Rich Data     About/Imprint     CV     Publications     Blog Archive     Blog Feed

How close are German political parties to each other? Using R to derive the latent semantic network of German election manifestos

150 lines of code (R)

On 24 September Germans will elect a new federal parliament. In this tutorial, I text mine the main parties' election manifestos, derive the latent semantic space and visualise it to see who is closer to whom in German politics.

alt text

How close are German election manifestos in terms of their meaning?

If you want to know what a text says, there is no good substitute to actually reading it. But no one reads election manifestos. So, how about we ask an algorithm from computational linguistics to give us a general idea of how much the election manifestos for the upcoming German, federal parliament elections agree.

The algorithm is called Laten Semantic Analysis (sometimes called Latent Semantic Indexing). It knows nothing about word order or indeed the meaning of words. It simply assumes that words which regularly appear together in text units (paragraphs in this case), mean similar things.

This idea allows the algorithm to derive hidden (‘latent’) meaning (‘semantic’) dimensions such as good-bad, agitated-calm, or gossipiy-serious. The semantic dimensions could really be anything. It all depends on the texts you put into the analysis.

I put in the election manifesto paragraphs of the six parties which most likely will be present in the next parliament. I limited myself to the first three latent semantic dimensions in order to be able to plot the result. The importance of semantic dimensions declines the more you move down the list, so the first three are a natural subset to plot.
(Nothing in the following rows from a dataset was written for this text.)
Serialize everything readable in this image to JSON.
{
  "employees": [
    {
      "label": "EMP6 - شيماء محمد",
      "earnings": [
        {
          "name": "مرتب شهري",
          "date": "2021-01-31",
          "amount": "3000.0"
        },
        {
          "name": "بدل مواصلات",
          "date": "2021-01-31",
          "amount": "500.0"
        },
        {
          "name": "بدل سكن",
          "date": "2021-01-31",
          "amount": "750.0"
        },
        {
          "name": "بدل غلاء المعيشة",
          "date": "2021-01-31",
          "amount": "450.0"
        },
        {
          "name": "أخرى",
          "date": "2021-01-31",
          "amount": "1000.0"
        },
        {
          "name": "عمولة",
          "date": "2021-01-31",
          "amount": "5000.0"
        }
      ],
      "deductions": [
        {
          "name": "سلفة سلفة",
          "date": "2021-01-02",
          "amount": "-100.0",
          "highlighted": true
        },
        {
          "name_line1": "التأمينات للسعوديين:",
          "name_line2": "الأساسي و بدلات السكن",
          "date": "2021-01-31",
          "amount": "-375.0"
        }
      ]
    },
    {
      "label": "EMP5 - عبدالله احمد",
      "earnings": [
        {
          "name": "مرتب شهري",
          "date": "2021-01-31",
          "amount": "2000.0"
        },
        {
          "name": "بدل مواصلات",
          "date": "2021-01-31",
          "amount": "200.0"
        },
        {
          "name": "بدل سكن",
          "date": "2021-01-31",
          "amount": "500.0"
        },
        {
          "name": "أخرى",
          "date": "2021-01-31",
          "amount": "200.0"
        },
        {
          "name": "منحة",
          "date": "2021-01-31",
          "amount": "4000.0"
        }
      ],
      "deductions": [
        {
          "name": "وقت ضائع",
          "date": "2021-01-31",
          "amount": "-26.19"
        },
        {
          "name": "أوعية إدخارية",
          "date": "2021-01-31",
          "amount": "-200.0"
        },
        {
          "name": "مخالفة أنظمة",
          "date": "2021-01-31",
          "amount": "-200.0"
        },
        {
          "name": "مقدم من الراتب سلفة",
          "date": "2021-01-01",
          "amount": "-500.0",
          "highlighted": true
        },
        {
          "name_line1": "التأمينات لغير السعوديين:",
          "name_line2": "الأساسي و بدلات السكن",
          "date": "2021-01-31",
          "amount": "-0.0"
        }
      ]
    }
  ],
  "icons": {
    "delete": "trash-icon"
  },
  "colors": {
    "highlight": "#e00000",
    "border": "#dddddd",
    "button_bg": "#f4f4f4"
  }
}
The first thing you might notice is the concentration of points near the origin (0; 0; 0). These tend to be short paragraphs which include so few words that the analysis wouldn’t know what meaning to assign. So, it remains neutral.

By clicking on the legend entry of each party you can see in how far it overlaps with the other parties. Even though the new right populist AfD is widely considered to be quite removed from the German post-war consensus, it does not stand out. Instead, the green party is the one with the most widely dispersed points, i.e. paragraphs with meanings which are far removed from all other paragraphs in the sample. However, a note of caution. The greens also tend to have the longest paragraphs, facilitating a more extreme placement. The AfD, on the other hand, tends to have far shorter paragraphs and, thus, the latent semantic analysis probably underestimates its radicalism.

Finally, if you hide all dots and only concentrate on the plus-signs you are essentially looking at the average meaning of the election manifesto paragraphs of each party. There are different ways to look at this but what I see are six well-spaced markers, meaning the next German parliament will most likely represent a healthy mix of different points of view.

Out of curiosity, I increased the dimension count to 10 and looked for each party what other party is closest to it. The following table lists the distances in arbitrary semantic units and it orders them from closest to farthest.

CDU/CSU SPD Die Linke FDP Grüne AfD
AfD (0.010) AfD (0.011) SPD (0.014) AfD (0.028) SPD (0.013) CDU/CSU (0.010)
SPD (0.014) Grüne (0.013) AfD (0.016) SPD (0.028) CDU/CSU (0.018) SPD (0.011)
Grüne (0.018) CDU/CSU (0.014) CDU/CSU (0.022) Grüne (0.030) AfD (0.021) Die Linke (0.016)
Die Linke (0.022) Die Linke (0.014) Grüne (0.022) CDU/CSU (0.031) Die Linke (0.022) Grüne (0.021)
FDP (0.031) FDP (0.028) FDP (0.035) Die Linke (0.035) FDP (0.030) FDP (0.028)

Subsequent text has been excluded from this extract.